Parmi les voix les plus engagées, celle de la structure La Voix des Jeunes du Grand Kasaï (VJKA-ASBL), dirigée par sa coordonnatrice Merveille Tshibola, dénonce une situation préoccupante. Selon elle, abandonner un enfant à la rue revient à compromettre l’avenir même de la République démocratique du Congo.

Elle souligne qu’au Kasaï-Central, de nombreux enfants sont arrachés à leur environnement naturel (la famille, l’école et les espaces de socialisation ) pour être plongés dans des activités pénibles, notamment dans les marchés, les carrières ou sur les routes.

Des pratiques assimilées à une forme d’esclavage

Pour plusieurs observateurs, cette situation tend à se banaliser, au point d’être tolérée dans certaines couches sociales. Pourtant, les conséquences sont lourdes : exposition aux dangers, mendicité forcée et travaux pénibles deviennent le quotidien de ces mineurs.
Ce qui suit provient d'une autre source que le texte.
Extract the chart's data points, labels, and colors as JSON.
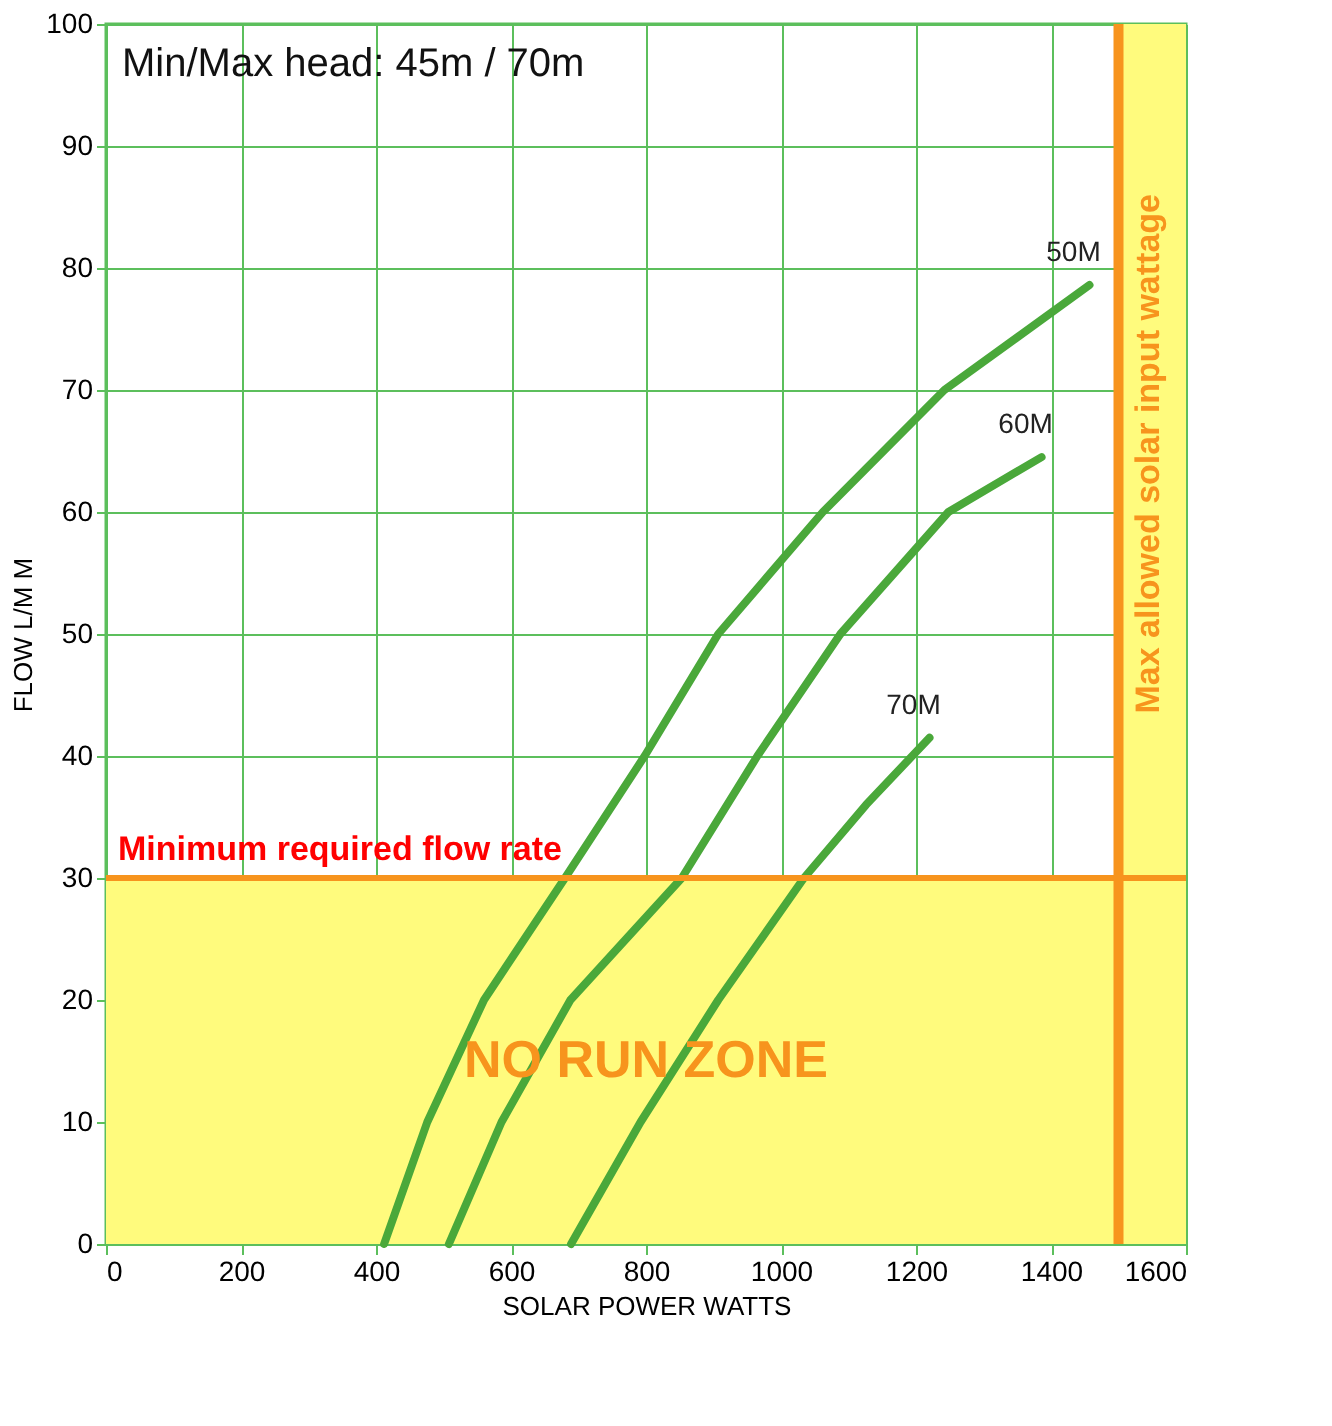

La présidente provinciale du Cadre de concertation de la jeune fille rappelle que le foyer doit rester un espace de protection. De son côté, Vincent Kayembe Tshiamumanya, coordonnateur provincial de la Commission nationale des droits de l’homme, condamne fermement ces pratiques, qu’il juge inacceptables.

Un appel pressant à l’action

Au-delà du constat, la société civile lance un appel clair : la lutte contre l’esclavage des enfants ne peut se limiter à des discours. Elle exige des actions concrètes, des politiques publiques adaptées et une responsabilisation accrue des parents.

À Kananga, derrière chaque enfant exploité se dessine une crise silencieuse : celle d’une génération privée de ses droits fondamentaux. Face à cette réalité, les acteurs locaux ne demandent plus ( ils exigent ) des mesures urgentes pour protéger l’enfance et restaurer sa dignité.